Pelo menos 14 trens Eurostar, de alta velocidade, que conectam o Reino Unido ao continente europeu através do túnel sob o Canal da Mancha, foram cancelados neste sábado devido a inundações que tornaram as vias intransitáveis perto de Londres. Os cancelamentos, que ocorrem em um dos finais de semana com maior tráfego de passageiros do ano, deixarão milhares de pessoas impedidas de viajar.

"Devido a um problema de infraestrutura na linha de alta velocidade perto de Londres, somos obrigados a cancelar alguns trens de e para Londres", escreveu o grupo Eurostar, que oferece viagens da capital britânica para Paris, Bruxelas e Amsterdã.

A Agência Meteorológica britânica emitiu alertas para chuva, neve e gelo no sábado em grandes áreas do Reino Unido.

Passageiros se reúnem na estação St Pancras, em Londres, nesta quinta-feira (21), enquanto os serviços são interrompidos devido a uma greve no Eurotúnel. — Foto: JUSTIN TALLIS / AFP

Uma "inundação entre as estações de Ebbsfleet International e London Saint Pancras International causou o bloqueio de todas as linhas", explicou o operador de trens britânico Southeastern em sua página da web, acrescentando que "interrupções são esperadas até o final do dia".

Na estação londrina de Saint Pancras, milhares de passageiros aguardavam na manhã de sábado.
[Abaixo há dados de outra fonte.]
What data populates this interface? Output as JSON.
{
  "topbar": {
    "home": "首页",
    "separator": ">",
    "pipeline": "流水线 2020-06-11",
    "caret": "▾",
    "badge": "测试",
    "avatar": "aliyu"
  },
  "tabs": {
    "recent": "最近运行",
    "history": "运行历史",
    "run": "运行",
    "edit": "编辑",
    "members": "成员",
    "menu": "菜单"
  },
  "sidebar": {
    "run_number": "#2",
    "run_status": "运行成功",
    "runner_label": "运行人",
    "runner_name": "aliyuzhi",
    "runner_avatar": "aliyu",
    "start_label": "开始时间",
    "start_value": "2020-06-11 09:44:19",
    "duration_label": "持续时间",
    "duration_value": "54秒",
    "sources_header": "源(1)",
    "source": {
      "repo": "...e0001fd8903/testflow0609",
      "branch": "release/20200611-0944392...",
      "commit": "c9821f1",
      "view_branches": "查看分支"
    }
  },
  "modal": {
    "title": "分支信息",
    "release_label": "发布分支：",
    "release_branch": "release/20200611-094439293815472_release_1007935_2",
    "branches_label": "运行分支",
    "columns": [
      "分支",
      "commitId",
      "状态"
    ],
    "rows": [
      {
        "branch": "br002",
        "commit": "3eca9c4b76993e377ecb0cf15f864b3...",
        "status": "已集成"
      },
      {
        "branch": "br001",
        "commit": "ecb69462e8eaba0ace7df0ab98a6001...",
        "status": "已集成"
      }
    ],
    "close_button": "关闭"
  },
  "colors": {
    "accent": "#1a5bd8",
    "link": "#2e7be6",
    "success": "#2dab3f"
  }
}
Alguns estavam sentados em suas malas ou no chão, aguardando informações.

Fotografia tirada em 21 de dezembro de 2023 mostra carros alinhados na entrada do Túnel do Canal da Mancha durante uma greve liderada por funcionários do Eurotunnel em Calais, norte da França. — Foto: BERNARD BARRON / AFP

Em 21 de dezembro, no início das férias de Natal, os passageiros do Eurostar já haviam enfrentado cancelamentos de 30 trens devido a uma greve surpresa que paralisou o tráfego no túnel sob o Canal da Mancha.

A circulação foi retomada apenas no dia seguinte, graças a um acordo alcançado em uma negociação relâmpago entre os sindicatos e a direção do grupo, que é 55,75% de propriedade da empresa ferroviária estatal francesa SNCF.